Deutsches Herzzentrum München, Klinik für Herz- und Kreislauferkrankungen, Faculty of Medicine, Technische Universität München, Munich, Germany.
Sacre-Coeur Hospital, Université de Montréal, Montréal, Québec, Canada.
JACC Heart Fail. 2014 Dec;2(6):611-9. doi: 10.1016/j.jchf.2014.05.015. Epub 2014 Oct 1.
The OPTION (Optimal Anti-Tachycardia Therapy in Implantable Cardioverter-Defibrillator Patients Without Pacing Indications) trial sought to compare long-term rates of inappropriate shocks, mortality, and morbidity between dual-chamber and single-chamber settings in implantable cardioverter-defibrillators (ICDs) patients.
The use of dual-chamber ICDs potentially allows better discrimination of supraventricular arrhythmias and thereby reduces inappropriate shocks. However, it may lead to detrimental ventricular pacing.
This prospective multicenter, single-blinded trial enrolled 462 patients with de novo primary or secondary prevention indications for ICD placement and with left ventricular ejection fractions ≤40% despite optimal tolerated pharmacotherapy. All patients received atrial leads and dual-chamber defibrillators that were randomized to be programmed either with dual-chamber or single-chamber settings. In the dual-chamber setting arm, the PARAD+ algorithm, which differentiates supraventricular from ventricular arrhythmias, and SafeR mode, to minimize ventricular pacing, were activated. In the single-chamber setting arm, the acceleration, stability, and long cycle search discrimination criteria were activated, and pacing was set to VVI 40 beats/min. Ventricular tachycardia detection was required at rates between 170 and 200 beats/min, and ventricular fibrillation detection was activated above 200 beats/min.
During a follow-up period of 27 months, the time to the first inappropriate shock was significantly longer in the dual-chamber setting arm (p = 0.012, log-rank test), and 4.3% of patients in the dual-chamber setting group compared with 10.3% in the single-chamber setting group experienced inappropriate shocks (p = 0.015). Rates of all-cause death or cardiovascular hospitalization were 20% for the dual-chamber setting group and 22.4% for the single-chamber setting group and satisfied the pre-defined margin for equivalence (p < 0.001).

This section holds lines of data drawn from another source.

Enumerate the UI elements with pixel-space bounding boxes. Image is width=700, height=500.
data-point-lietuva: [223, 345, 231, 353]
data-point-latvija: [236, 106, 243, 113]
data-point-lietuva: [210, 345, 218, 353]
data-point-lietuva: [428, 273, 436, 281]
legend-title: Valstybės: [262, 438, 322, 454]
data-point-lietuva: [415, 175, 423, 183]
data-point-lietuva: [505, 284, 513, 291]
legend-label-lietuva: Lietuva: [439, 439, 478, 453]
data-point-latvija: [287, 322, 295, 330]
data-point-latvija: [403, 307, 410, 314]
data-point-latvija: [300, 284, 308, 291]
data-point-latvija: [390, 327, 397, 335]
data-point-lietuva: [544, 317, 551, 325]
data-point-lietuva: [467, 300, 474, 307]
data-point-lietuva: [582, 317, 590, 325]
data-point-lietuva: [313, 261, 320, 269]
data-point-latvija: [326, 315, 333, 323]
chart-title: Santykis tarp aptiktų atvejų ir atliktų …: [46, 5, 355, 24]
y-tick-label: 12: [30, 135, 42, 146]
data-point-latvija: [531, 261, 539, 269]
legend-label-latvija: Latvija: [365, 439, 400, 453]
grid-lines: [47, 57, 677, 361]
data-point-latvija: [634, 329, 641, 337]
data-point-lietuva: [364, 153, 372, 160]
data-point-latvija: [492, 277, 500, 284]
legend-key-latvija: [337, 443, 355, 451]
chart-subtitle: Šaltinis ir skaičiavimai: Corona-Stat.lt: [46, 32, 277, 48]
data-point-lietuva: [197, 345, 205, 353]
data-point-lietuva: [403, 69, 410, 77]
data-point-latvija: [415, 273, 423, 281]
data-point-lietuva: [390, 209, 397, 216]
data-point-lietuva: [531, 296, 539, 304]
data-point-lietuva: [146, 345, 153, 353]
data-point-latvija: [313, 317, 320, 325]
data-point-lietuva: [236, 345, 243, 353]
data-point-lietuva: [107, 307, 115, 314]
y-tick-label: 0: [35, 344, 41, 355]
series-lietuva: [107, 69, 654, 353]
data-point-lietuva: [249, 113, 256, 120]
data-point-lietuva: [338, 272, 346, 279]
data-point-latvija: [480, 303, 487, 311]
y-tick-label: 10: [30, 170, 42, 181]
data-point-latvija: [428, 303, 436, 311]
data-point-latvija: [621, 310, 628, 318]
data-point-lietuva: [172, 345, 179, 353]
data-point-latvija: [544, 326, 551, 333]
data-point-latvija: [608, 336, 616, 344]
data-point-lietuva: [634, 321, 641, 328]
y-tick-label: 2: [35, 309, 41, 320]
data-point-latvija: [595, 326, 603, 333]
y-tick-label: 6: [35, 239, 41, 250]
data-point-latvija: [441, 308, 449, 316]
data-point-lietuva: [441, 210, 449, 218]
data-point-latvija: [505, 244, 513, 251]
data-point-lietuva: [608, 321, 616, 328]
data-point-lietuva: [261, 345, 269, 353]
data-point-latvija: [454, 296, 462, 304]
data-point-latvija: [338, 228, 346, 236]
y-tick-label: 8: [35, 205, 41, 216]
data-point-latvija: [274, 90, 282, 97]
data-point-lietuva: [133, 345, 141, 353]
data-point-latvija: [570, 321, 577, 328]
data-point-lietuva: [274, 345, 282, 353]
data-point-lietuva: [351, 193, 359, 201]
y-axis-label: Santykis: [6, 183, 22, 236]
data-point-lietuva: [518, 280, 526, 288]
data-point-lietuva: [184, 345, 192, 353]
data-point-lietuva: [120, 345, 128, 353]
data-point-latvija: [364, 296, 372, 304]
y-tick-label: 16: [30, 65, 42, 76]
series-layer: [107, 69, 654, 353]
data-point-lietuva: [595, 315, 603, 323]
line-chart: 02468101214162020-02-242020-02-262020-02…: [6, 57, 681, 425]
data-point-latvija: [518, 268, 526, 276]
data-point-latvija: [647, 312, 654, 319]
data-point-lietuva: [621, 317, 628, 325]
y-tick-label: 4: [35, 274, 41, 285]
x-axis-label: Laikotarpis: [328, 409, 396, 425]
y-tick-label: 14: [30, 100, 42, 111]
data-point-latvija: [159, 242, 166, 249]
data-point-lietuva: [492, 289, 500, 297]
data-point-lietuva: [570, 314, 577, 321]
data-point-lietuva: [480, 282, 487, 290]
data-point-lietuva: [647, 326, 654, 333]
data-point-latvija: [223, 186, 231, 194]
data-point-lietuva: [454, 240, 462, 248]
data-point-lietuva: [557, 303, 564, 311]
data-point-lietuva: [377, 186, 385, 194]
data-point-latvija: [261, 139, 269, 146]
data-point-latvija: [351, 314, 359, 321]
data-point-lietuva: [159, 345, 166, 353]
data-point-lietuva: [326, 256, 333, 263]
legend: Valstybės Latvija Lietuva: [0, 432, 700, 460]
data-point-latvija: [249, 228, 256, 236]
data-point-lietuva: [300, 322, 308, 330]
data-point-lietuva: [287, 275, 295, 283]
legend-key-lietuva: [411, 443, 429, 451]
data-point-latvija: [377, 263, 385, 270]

Therapy with dual-chamber settings for ICD discrimination combined with algorithms for minimizing ventricular pacing was associated with reduced risk for inappropriate shock compared with single-chamber settings, without increases in mortality and morbidity. (Optimal Anti-Tachycardia Therapy in Implantable Cardioverter-Defibrillator [ICD] Patients Without Pacing Indications [OPTION]; NCT00729703).
OPTION(无起搏指征的植入式心脏复律除颤器患者的最佳抗心动过速治疗)试验旨在比较双腔和单腔设置在植入式心脏复律除颤器(ICD)患者中的长期不适当电击率、死亡率和发病率。

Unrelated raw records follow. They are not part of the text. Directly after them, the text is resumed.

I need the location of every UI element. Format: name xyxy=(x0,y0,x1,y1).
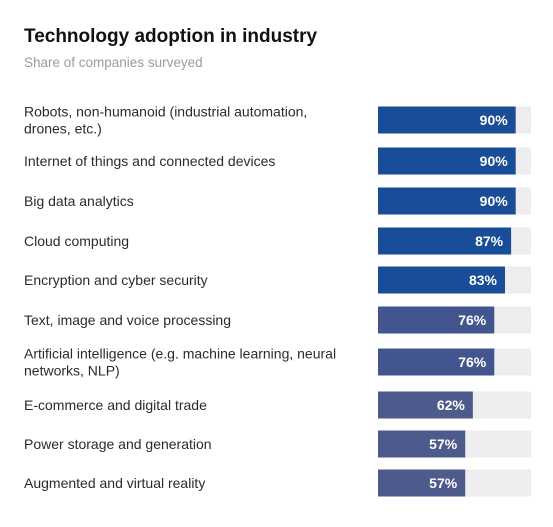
bar xyxy=(378,266,505,294)
category-label: Augmented and virtual reality xyxy=(24,475,205,491)
value-label: 87% xyxy=(475,233,504,249)
category-label: Big data analytics xyxy=(24,193,134,209)
bar xyxy=(378,430,466,458)
value-label: 76% xyxy=(458,312,487,328)
value-label: 90% xyxy=(480,112,509,128)
category-label: Cloud computing xyxy=(24,233,129,249)
chart-title: Technology adoption in industry xyxy=(24,26,318,47)
bar xyxy=(378,391,473,419)
category-label: Artificial intelligence (e.g. machine le… xyxy=(24,346,336,379)
value-label: 83% xyxy=(469,272,498,288)
value-label: 57% xyxy=(429,475,458,491)
category-label: Robots, non-humanoid (industrial automat… xyxy=(24,104,307,137)
category-label: Internet of things and connected devices xyxy=(24,153,275,169)
bar xyxy=(378,227,512,255)
bar xyxy=(378,469,466,497)
value-label: 62% xyxy=(437,397,466,413)
category-label: E-commerce and digital trade xyxy=(24,397,207,413)
bar xyxy=(378,187,516,215)
category-label: Text, image and voice processing xyxy=(24,312,231,328)
value-label: 76% xyxy=(458,354,487,370)
bar xyxy=(378,147,516,175)
bar xyxy=(378,106,516,134)
value-label: 57% xyxy=(429,436,458,452)
bar xyxy=(378,306,495,334)
category-label: Power storage and generation xyxy=(24,436,212,452)
chart-subtitle: Share of companies surveyed xyxy=(24,55,203,70)
value-label: 90% xyxy=(480,153,509,169)
value-label: 90% xyxy=(480,193,509,209)
bar xyxy=(378,348,495,376)
category-label: Encryption and cyber security xyxy=(24,272,208,288)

双腔 ICD 的使用可能有助于更好地区分室上性心律失常,从而减少不适当的电击。 然而,它可能导致有害的心室起搏。
这项前瞻性多中心、单盲试验纳入了 462 名患有新发原发性或继发性 ICD 放置适应证的患者,左心室射血分数≤40%,尽管接受了最佳耐受的药物治疗。 所有患者均接受了心房导联和双腔除颤器,随机编程为双腔或单腔设置。 在双腔设置臂中,激活了 PARAD+算法,该算法可区分室上性和室性心律失常,以及 SafeR 模式,以尽量减少心室起搏。 在单腔设置臂中,激活了加速、稳定和长周期搜索鉴别标准,起搏设置为 VVI 40 次/分。 室性心动过速检测需要在 170-200 次/分之间,室颤检测在 200 次/分以上激活。
在 27 个月的随访期间,双腔设置臂的首次不适当电击时间明显延长(p = 0.012,对数秩检验),双腔设置组有 4.3%的患者发生不适当电击,而单腔设置组有 10.3%(p = 0.015)。 双腔设置组的全因死亡或心血管住院率为 20%,单腔设置组为 22.4%,满足等效性的预设界限(p < 0.001)。
与单腔设置相比,将 ICD 鉴别用双腔设置与最小化心室起搏的算法相结合进行治疗,与不适当电击风险降低相关,而死亡率和发病率没有增加。 (植入式心脏复律除颤器[ICD]患者无起搏指征的最佳抗心动过速治疗[OPTION];NCT00729703)。